In the last decades a major campaign has been underway to legitimize homosexuality. The ultimate goal is to legalize same-sex marriage. When people do not accept the legalization of homosexuality, they are quickly pushed into the words "hateful" or "homophobic." The Jewish Torah community is also affected by this.

The Torah vision on homosexuality

The Torah rejects homosexual behavior. And in Leviticus 20:23, it is warned not to take over the habits of the people who expel G'd for the Jews. This mainly relates to all kinds of unauthorized sexual acts (including homosexuality).

Homosexuality can be cured

Man tends to sin. Man has certain sexual tendencies that can be changed. This is a difficult fight but it is possible. That man has sinful tendencies is to grow as a person. Homosexual people can overcome their sinful tendencies and thus grow spiritually. Behavior can be changed. Leviticus 19:14 states that no obstacle may be placed at the feet of a blind man. So it is extremely cruel not to help people who are stuck with their homosexual feelings.

Healing process

The healing process consists of therapy and repentance. Therapy helps heal emotional wounds. Repentance is the renunciation of sin and the return to G'd. That way a person can grow spiritually.

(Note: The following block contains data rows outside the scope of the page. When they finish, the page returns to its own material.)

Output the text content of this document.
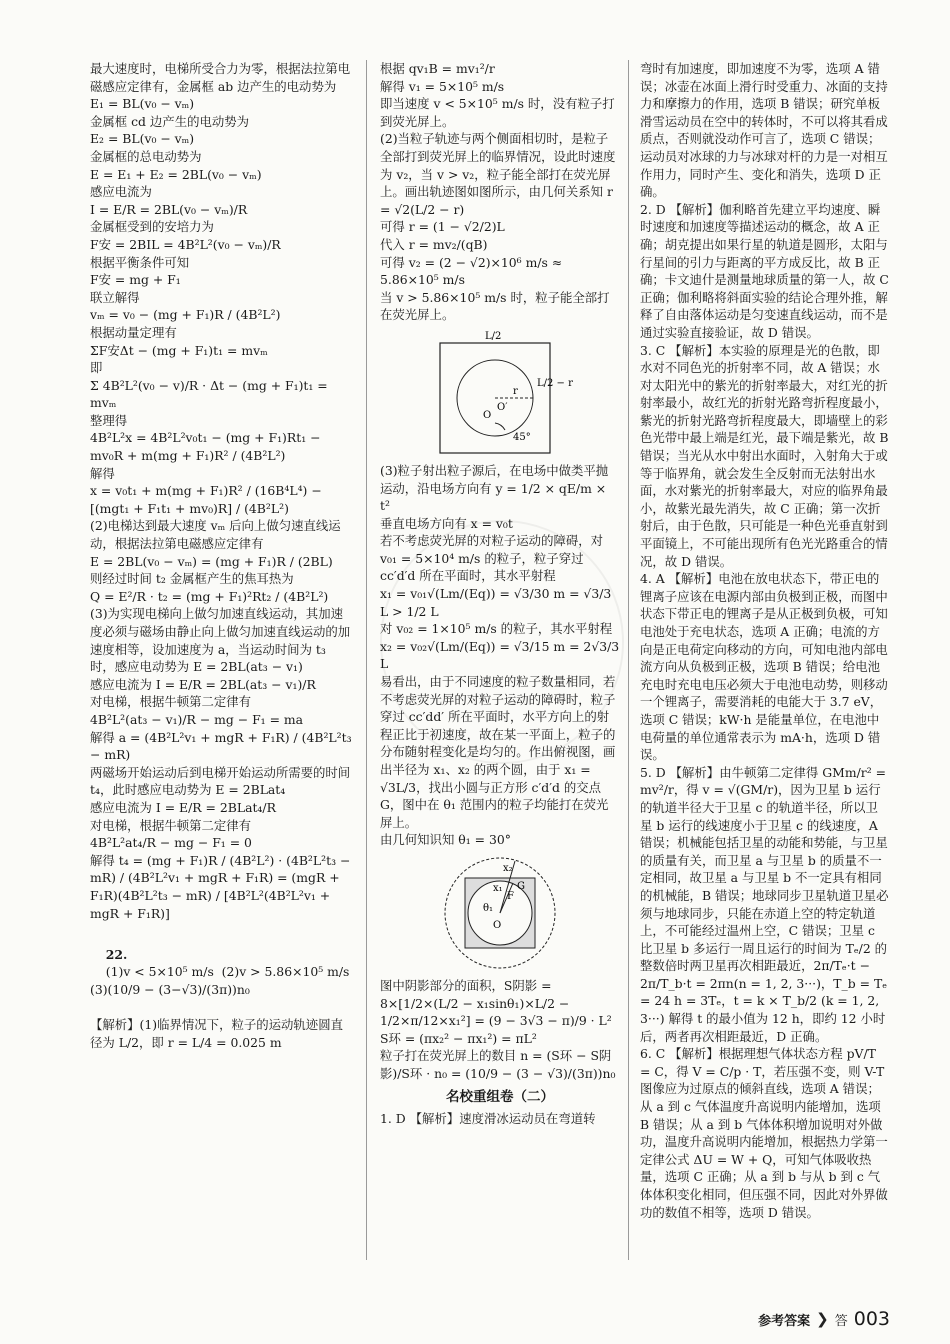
最大速度时，电梯所受合力为零，根据法拉第电磁感应定律有，金属框 ab 边产生的电动势为
E₁ = BL(v₀ − vₘ)
金属框 cd 边产生的电动势为
E₂ = BL(v₀ − vₘ)
金属框的总电动势为
E = E₁ + E₂ = 2BL(v₀ − vₘ)
感应电流为
I = E/R = 2BL(v₀ − vₘ)/R
金属框受到的安培力为
F安 = 2BIL = 4B²L²(v₀ − vₘ)/R
根据平衡条件可知
F安 = mg + F₁
联立解得
vₘ = v₀ − (mg + F₁)R / (4B²L²)
根据动量定理有
ΣF安Δt − (mg + F₁)t₁ = mvₘ
即
Σ 4B²L²(v₀ − v)/R · Δt − (mg + F₁)t₁ = mvₘ
整理得
4B²L²x = 4B²L²v₀t₁ − (mg + F₁)Rt₁ − mv₀R + m(mg + F₁)R² / (4B²L²)
解得
x = v₀t₁ + m(mg + F₁)R² / (16B⁴L⁴) − [(mgt₁ + F₁t₁ + mv₀)R] / (4B²L²)
(2)电梯达到最大速度 vₘ 后向上做匀速直线运动，根据法拉第电磁感应定律有
E = 2BL(v₀ − vₘ) = (mg + F₁)R / (2BL)
则经过时间 t₂ 金属框产生的焦耳热为
Q = E²/R · t₂ = (mg + F₁)²Rt₂ / (4B²L²)
(3)为实现电梯向上做匀加速直线运动，其加速度必须与磁场由静止向上做匀加速直线运动的加速度相等，设加速度为 a，当运动时间为 t₃ 时，感应电动势为 E = 2BL(at₃ − v₁)
感应电流为 I = E/R = 2BL(at₃ − v₁)/R
对电梯，根据牛顿第二定律有
4B²L²(at₃ − v₁)/R − mg − F₁ = ma
解得 a = (4B²L²v₁ + mgR + F₁R) / (4B²L²t₃ − mR)
两磁场开始运动后到电梯开始运动所需要的时间 t₄，此时感应电动势为 E = 2BLat₄
感应电流为 I = E/R = 2BLat₄/R
对电梯，根据牛顿第二定律有
4B²L²at₄/R − mg − F₁ = 0
解得 t₄ = (mg + F₁)R / (4B²L²) · (4B²L²t₃ − mR) / (4B²L²v₁ + mgR + F₁R) = (mgR + F₁R)(4B²L²t₃ − mR) / [4B²L²(4B²L²v₁ + mgR + F₁R)]

22.
(1)v < 5×10⁵ m/s  (2)v > 5.86×10⁵ m/s  (3)(10/9 − (3−√3)/(3π))n₀

【解析】(1)临界情况下，粒子的运动轨迹圆直径为 L/2，即 r = L/4 = 0.025 m
根据 qv₁B = mv₁²/r
解得 v₁ = 5×10⁵ m/s
即当速度 v < 5×10⁵ m/s 时，没有粒子打到荧光屏上。
(2)当粒子轨迹与两个侧面相切时，是粒子全部打到荧光屏上的临界情况，设此时速度为 v₂，当 v > v₂，粒子能全部打在荧光屏上。画出轨迹图如图所示，由几何关系知 r = √2(L/2 − r)
可得 r = (1 − √2/2)L
代入 r = mv₂/(qB)
可得 v₂ = (2 − √2)×10⁶ m/s ≈ 5.86×10⁵ m/s
当 v > 5.86×10⁵ m/s 时，粒子能全部打在荧光屏上。
L/2
L/2 − r
45°
O
O′
r
(3)粒子射出粒子源后，在电场中做类平抛运动，沿电场方向有 y = 1/2 × qE/m × t²
垂直电场方向有 x = v₀t
若不考虑荧光屏的对粒子运动的障碍，对 v₀₁ = 5×10⁴ m/s 的粒子，粒子穿过 cc′d′d 所在平面时，其水平射程
x₁ = v₀₁√(Lm/(Eq)) = √3/30 m = √3/3 L > 1/2 L
对 v₀₂ = 1×10⁵ m/s 的粒子，其水平射程 x₂ = v₀₂√(Lm/(Eq)) = √3/15 m = 2√3/3 L
易看出，由于不同速度的粒子数量相同，若不考虑荧光屏的对粒子运动的障碍时，粒子穿过 cc′dd′ 所在平面时，水平方向上的射程正比于初速度，故在某一平面上，粒子的分布随射程变化是均匀的。作出俯视图，画出半径为 x₁、x₂ 的两个圆，由于 x₁ = √3L/3，找出小圆与正方形 c′d′d 的交点 G，图中在 θ₁ 范围内的粒子均能打在荧光屏上。
由几何知识知 θ₁ = 30°
O
θ₁
x₁
x₂
F
G
图中阴影部分的面积，S阴影 = 8×[1/2×(L/2 − x₁sinθ₁)×L/2 − 1/2×π/12×x₁²] = (9 − 3√3 − π)/9 · L²
S环 = (πx₂² − πx₁²) = πL²
粒子打在荧光屏上的数目 n = (S环 − S阴影)/S环 · n₀ = (10/9 − (3 − √3)/(3π))n₀
名校重组卷（二）
1. D 【解析】速度滑冰运动员在弯道转
弯时有加速度，即加速度不为零，选项 A 错误；冰壶在冰面上滑行时受重力、冰面的支持力和摩擦力的作用，选项 B 错误；研究单板滑雪运动员在空中的转体时，不可以将其看成质点，否则就没动作可言了，选项 C 错误；运动员对冰球的力与冰球对杆的力是一对相互作用力，同时产生、变化和消失，选项 D 正确。
2. D 【解析】伽利略首先建立平均速度、瞬时速度和加速度等描述运动的概念，故 A 正确；胡克提出如果行星的轨道是圆形，太阳与行星间的引力与距离的平方成反比，故 B 正确；卡文迪什是测量地球质量的第一人，故 C 正确；伽利略将斜面实验的结论合理外推，解释了自由落体运动是匀变速直线运动，而不是通过实验直接验证，故 D 错误。
3. C 【解析】本实验的原理是光的色散，即水对不同色光的折射率不同，故 A 错误；水对太阳光中的紫光的折射率最大，对红光的折射率最小，故红光的折射光路弯折程度最小，紫光的折射光路弯折程度最大，即墙壁上的彩色光带中最上端是红光，最下端是紫光，故 B 错误；当光从水中射出水面时，入射角大于或等于临界角，就会发生全反射而无法射出水面，水对紫光的折射率最大，对应的临界角最小，故紫光最先消失，故 C 正确；第一次折射后，由于色散，只可能是一种色光垂直射到平面镜上，不可能出现所有色光光路重合的情况，故 D 错误。
4. A 【解析】电池在放电状态下，带正电的锂离子应该在电源内部由负极到正极，而图中状态下带正电的锂离子是从正极到负极，可知电池处于充电状态，选项 A 正确；电流的方向是正电荷定向移动的方向，可知电池内部电流方向从负极到正极，选项 B 错误；给电池充电时充电电压必须大于电池电动势，则移动一个锂离子，需要消耗的电能大于 3.7 eV，选项 C 错误；kW·h 是能量单位，在电池中电荷量的单位通常表示为 mA·h，选项 D 错误。
5. D 【解析】由牛顿第二定律得 GMm/r² = mv²/r，得 v = √(GM/r)，因为卫星 b 运行的轨道半径大于卫星 c 的轨道半径，所以卫星 b 运行的线速度小于卫星 c 的线速度，A 错误；机械能包括卫星的动能和势能，与卫星的质量有关，而卫星 a 与卫星 b 的质量不一定相同，故卫星 a 与卫星 b 不一定具有相同的机械能，B 错误；地球同步卫星轨道卫星必须与地球同步，只能在赤道上空的特定轨道上，不可能经过温州上空，C 错误；卫星 c 比卫星 b 多运行一周且运行的时间为 Tₑ/2 的整数倍时两卫星再次相距最近，2π/Tₑ·t − 2π/T_b·t = 2πn(n = 1, 2, 3···)，T_b = Tₑ = 24 h = 3Tₑ，t = k × T_b/2 (k = 1, 2, 3···) 解得 t 的最小值为 12 h，即约 12 小时后，两者再次相距最近，D 正确。
6. C 【解析】根据理想气体状态方程 pV/T = C，得 V = C/p · T，若压强不变，则 V-T 图像应为过原点的倾斜直线，选项 A 错误；从 a 到 c 气体温度升高说明内能增加，选项 B 错误；从 a 到 b 气体体积增加说明对外做功，温度升高说明内能增加，根据热力学第一定律公式 ΔU = W + Q，可知气体吸收热量，选项 C 正确；从 a 到 b 与从 b 到 c 气体体积变化相同，但压强不同，因此对外界做功的数值不相等，选项 D 错误。
参考答案 ❯ 答 003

The duty to love and compassion

The gay person must be approached with love in order to heal. They have become innocent victims of their emotional wounds they have sustained in childhood.

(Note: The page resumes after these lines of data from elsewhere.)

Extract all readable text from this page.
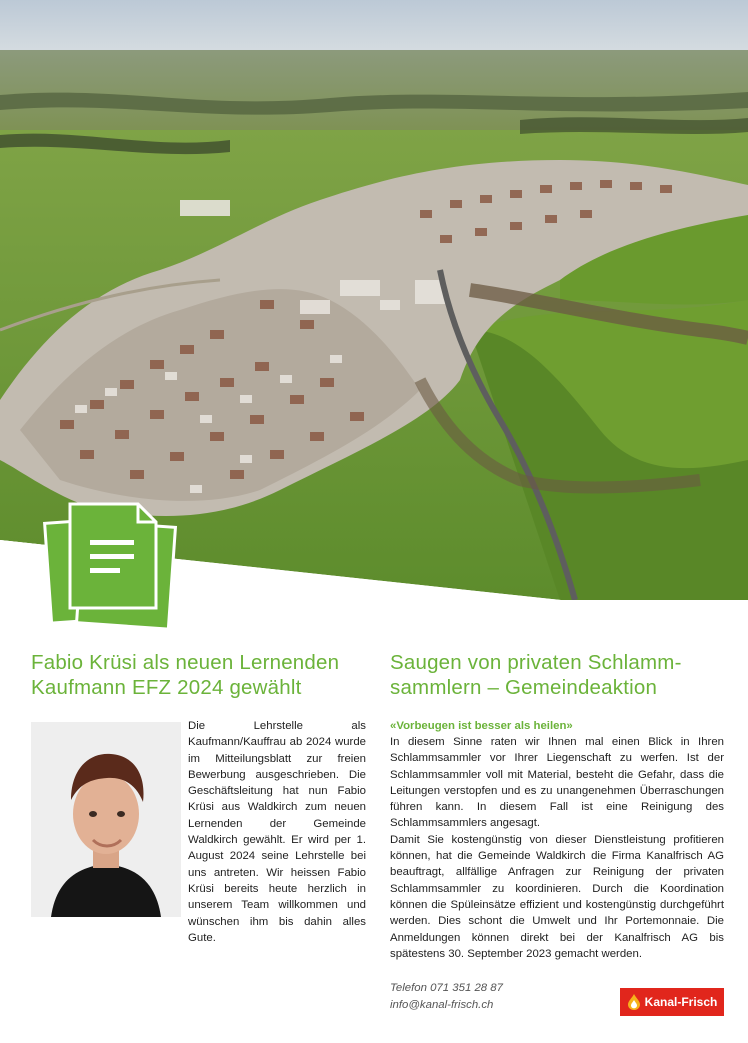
Fabio Krüsi als neuen Lernenden
Kaufmann EFZ 2024 gewählt

Die Lehrstelle als Kaufmann/Kauffrau ab 2024 wurde im Mitteilungsblatt zur freien Bewerbung ausgeschrieben. Die Geschäftsleitung hat nun Fabio Krüsi aus Waldkirch zum neuen Lernenden der Gemeinde Waldkirch gewählt. Er wird per 1. August 2024 seine Lehrstelle bei uns antreten. Wir heissen Fabio Krüsi bereits heute herzlich in unserem Team willkommen und wünschen ihm bis dahin alles Gute.

Saugen von privaten Schlamm-
sammlern – Gemeindeaktion

«Vorbeugen ist besser als heilen»

In diesem Sinne raten wir Ihnen mal einen Blick in Ihren Schlammsammler vor Ihrer Liegenschaft zu werfen. Ist der Schlammsammler voll mit Material, besteht die Gefahr, dass die Leitungen verstopfen und es zu unangenehmen Überraschungen führen kann. In diesem Fall ist eine Reinigung des Schlammsammlers angesagt.

Damit Sie kostengünstig von dieser Dienstleistung profitieren können, hat die Gemeinde Waldkirch die Firma Kanalfrisch AG beauftragt, allfällige Anfragen zur Reinigung der privaten Schlammsammler zu koordinieren. Durch die Koordination können die Spüleinsätze effizient und kostengünstig durchgeführt werden. Dies schont die Umwelt und Ihr Portemonnaie. Die Anmeldungen können direkt bei der Kanalfrisch AG bis spätestens 30. September 2023 gemacht werden.

Telefon 071 351 28 87
info@kanal-frisch.ch	Kanal-Frisch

Response from the Jewish Community of Amsterdam

On January 17, 2012, the Jewish Community of Amsterdam published a press release in which it regretted that the Chief Rabbi had signed the statement and that she explicitly renounced it. She apologizes to anyone who feels hurt by the statement. The Chief Rabbi is (temporarily) relieved of his duties until the matter is discussed.

Chief Rabbi Ralbag discusses the matter with the Jewish Municipality of Amsterdam

On January 26, 2012, Chief Rabbi Ralbag and his wife will speak for 5 hours with the chairman of the Church Council of the Jewish Municipality of Amsterdam (NIHS), Mr. Chanan Hertzberger and the chairman of the executive board, Ronnie Eisenmann. The Chief Rabbi acknowledges that he should not have signed the statement with his Amsterdam title because it does not apply to the Amsterdam situation and relationships, and he also acknowledges that his view of the subject is not properly reflected in the statement signed by him. He regrets that this has caused a fuss because he wants to make a constructive contribution. He emphasizes that he does not want to exclude anyone and that homosexuality is not a disease. The only thing that matters is that people can get help to reconcile with a Torah-based lifestyle.
The Church Council is satisfied and has called on the board to come to a solution with the Upper Rabbi. On February 1, 2012, the Executive Board decided that the Upper Rabbi may stay on.